Saturday, September 30, 2006

September is ending already?

I hate being poor. I hate that $2.50 to do my laundry is -- literally -- too much to afford (I have $2.48 to my name.)

I am glad that, living in the dorms, on meal plan, I have shelter now and more food than I could ever eat.

I hate that, come winter, I will likely be homeless once more, because the next semester is too much to afford (laundry too much to afford; tuition that much moreso!)

I am enjoying my classes an incredible amount, and strangely happy in the amount of work I am buried under.

I am sad that these classes may well be the only I ever take.

I am happy because I am now a Eucharistic Minister for the Brown-RISD Catholic community, and it is good to have something to remind me to remember God in my daily life, because under the weight of so much school-work and work-work and volunteer-work sometimes, it is so easy to forget Him.

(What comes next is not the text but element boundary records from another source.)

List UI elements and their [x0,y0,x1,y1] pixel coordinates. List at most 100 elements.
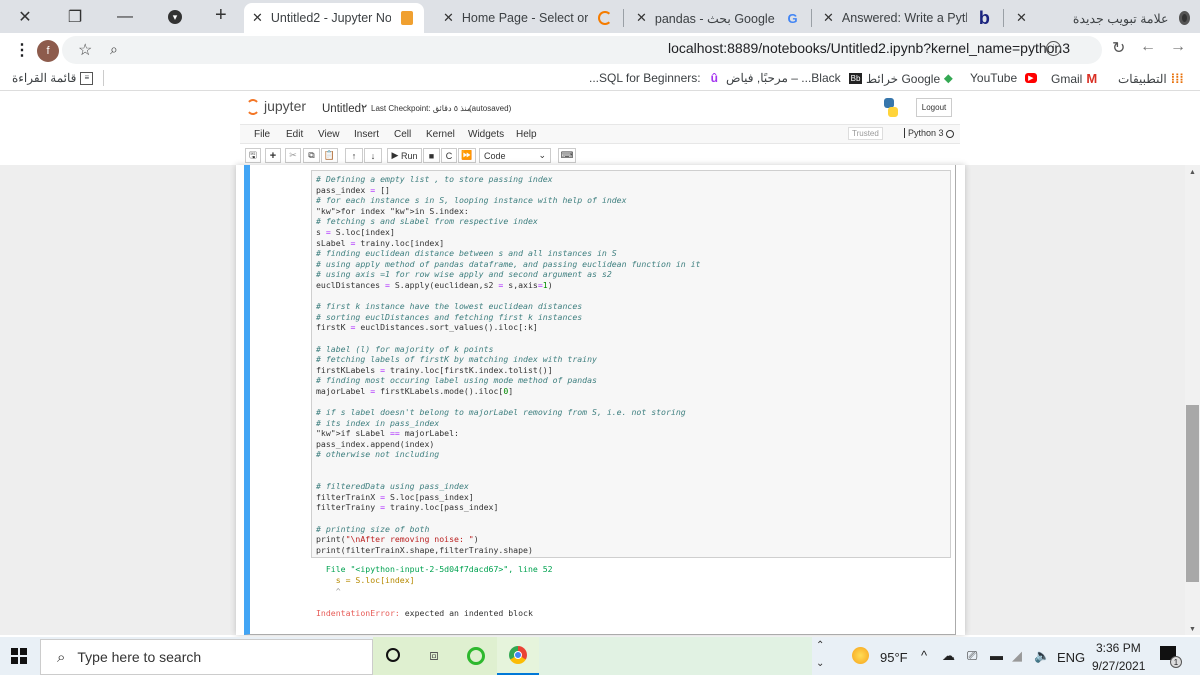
tab-home-page[interactable]: ✕ Home Page - Select or cre [435,3,620,33]
paste-button[interactable]: 📋 [321,148,338,163]
notebook-name[interactable]: Untitled٢ [322,101,367,115]
run-button[interactable]: ▶ Run [387,148,422,163]
youtube-icon: ▶ [1025,73,1037,83]
wifi-icon[interactable]: ◢ [1012,648,1022,664]
menu-edit[interactable]: Edit [286,129,303,140]
jupyter-menubar: File Edit View Insert Cell Kernel Widget… [240,124,960,144]
menu-insert[interactable]: Insert [354,129,379,140]
show-hidden-icons[interactable]: ^ [921,648,927,663]
url-text[interactable]: localhost:8889/notebooks/Untitled2.ipynb… [668,40,1070,56]
meet-now-icon[interactable]: ⎚ [967,648,977,664]
restart-run-all-button[interactable]: ⏩ [458,148,476,163]
close-tab-icon[interactable]: ✕ [252,10,263,26]
zoom-button[interactable]: ⌕ [110,41,118,58]
browser-menu-button[interactable]: ⋮ [14,40,30,60]
tab-search-icon: ▾ [168,9,182,24]
profile-avatar[interactable]: f [37,40,59,62]
tab-title: Home Page - Select or cre [461,11,589,25]
reading-list-button[interactable]: قائمة القراءة ≡ [12,71,94,85]
cut-button[interactable]: ✂ [285,148,301,163]
star-icon: ☆ [78,42,93,59]
bookmark-star-button[interactable]: ☆ [78,40,92,60]
volume-icon[interactable]: 🔈 [1034,648,1050,664]
code-line: majorLabel = firstKLabels.mode().iloc[0] [316,385,514,396]
close-tab-icon[interactable]: ✕ [823,10,834,26]
bookmark-divider [103,70,104,86]
weather-temperature[interactable]: 95°F [880,650,908,665]
notification-count-badge: 1 [1170,656,1182,668]
bookmark-blackboard[interactable]: مرحبًا, فياض – ...Black Bb [726,71,863,85]
scissors-icon: ✂ [289,150,297,160]
site-info-icon[interactable]: i [1046,41,1061,56]
language-indicator[interactable]: ENG [1057,650,1085,665]
taskbar-chrome[interactable] [497,637,539,675]
taskbar-app-green[interactable] [455,637,497,675]
scrollbar-thumb[interactable] [1186,405,1199,582]
tab-search-button[interactable]: ▾ [150,0,200,33]
onedrive-icon[interactable]: ☁ [942,648,955,664]
minimize-window-button[interactable]: — [100,0,150,33]
scroll-down-icon[interactable]: ▼ [1189,626,1196,633]
insert-cell-button[interactable]: + [265,148,281,163]
new-tab-button[interactable]: + [215,4,227,27]
save-button[interactable]: 🖫 [245,148,261,163]
paste-icon: 📋 [323,150,336,160]
cortana-button[interactable] [373,637,413,675]
close-window-button[interactable]: ✕ [0,0,50,33]
close-tab-icon[interactable]: ✕ [1016,10,1027,26]
windows-start-button[interactable] [11,648,27,664]
clock-time[interactable]: 3:36 PM [1096,641,1141,655]
interrupt-button[interactable]: ■ [423,148,440,163]
menu-widgets[interactable]: Widgets [468,129,504,140]
menu-file[interactable]: File [254,129,270,140]
task-view-button[interactable]: ⧈ [413,637,455,675]
bookmark-apps[interactable]: التطبيقات ⁞⁞⁞ [1118,71,1184,86]
clock-date[interactable]: 9/27/2021 [1092,659,1145,673]
bookmark-label: ...SQL for Beginners: [589,71,701,85]
plus-icon: + [269,149,277,162]
error-name: IndentationError: [316,608,400,618]
trusted-badge[interactable]: Trusted [848,127,883,140]
code-content[interactable]: # Defining a empty list , to store passi… [316,174,701,555]
chrome-icon [509,646,527,664]
tab-pandas-google[interactable]: ✕ pandas - بحث Google G [628,3,808,33]
gmail-icon: M [1086,71,1098,86]
command-palette-button[interactable]: ⌨ [558,148,576,163]
scroll-up-button[interactable]: ⌃ [816,640,824,651]
tab-jupyter[interactable]: ✕ Untitled2 - Jupyter Notebook [244,3,424,33]
scroll-up-icon[interactable]: ▲ [1189,169,1196,176]
reading-list-icon: ≡ [80,71,94,85]
bookmark-youtube[interactable]: YouTube ▶ [970,71,1037,85]
stop-icon: ■ [428,150,435,161]
restore-window-button[interactable]: ❐ [50,0,100,33]
reload-button[interactable]: ↻ [1112,38,1125,58]
copy-button[interactable]: ⧉ [303,148,320,163]
bookmark-maps[interactable]: خرائط Google ⬥ [866,71,953,86]
arrow-up-icon: ↑ [351,150,357,161]
bookmark-gmail[interactable]: Gmail M [1051,71,1097,86]
weather-sun-icon[interactable] [852,647,869,664]
battery-icon[interactable]: ▬ [990,648,1003,663]
menu-view[interactable]: View [318,129,340,140]
cell-type-select[interactable]: Code ⌄ [479,148,551,163]
taskbar-search-box[interactable]: ⌕ Type here to search [40,639,373,675]
back-button[interactable]: ← [1140,38,1156,56]
kernel-name[interactable]: Python 3 [904,128,944,138]
move-down-button[interactable]: ↓ [364,148,382,163]
forward-button[interactable]: → [1170,38,1186,56]
restart-button[interactable]: C [441,148,457,163]
bookmark-sql[interactable]: ...SQL for Beginners: û [589,71,718,85]
jupyter-logo-text[interactable]: jupyter [264,98,306,114]
close-tab-icon[interactable]: ✕ [636,10,647,26]
scroll-down-button[interactable]: ⌄ [816,658,824,669]
menu-kernel[interactable]: Kernel [426,129,455,140]
jupyter-book-icon [400,11,413,25]
move-up-button[interactable]: ↑ [345,148,363,163]
menu-help[interactable]: Help [516,129,537,140]
close-tab-icon[interactable]: ✕ [443,10,454,26]
menu-cell[interactable]: Cell [394,129,411,140]
logout-button[interactable]: Logout [916,98,952,117]
code-line: # printing size of both [316,523,430,534]
tab-new-tab[interactable]: ✕ علامة تبويب جديدة [1008,3,1198,33]
tab-answered[interactable]: ✕ Answered: Write a Python b [815,3,1000,33]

I am sad, because, there are times that I give in to despair and get angry with God, and really believe that He has abandoned me. And I should not listen to those feelings.

Saturday, September 02, 2006

Cripes.

Over $350 for books alone... and that's only with the classes I'm sure of. No idea what it'll be after shopping period's over.

Yeesh.

One CS book alone is $80 -- thank goodness I am not taking something like Economics. One of their books is $130. Yikes.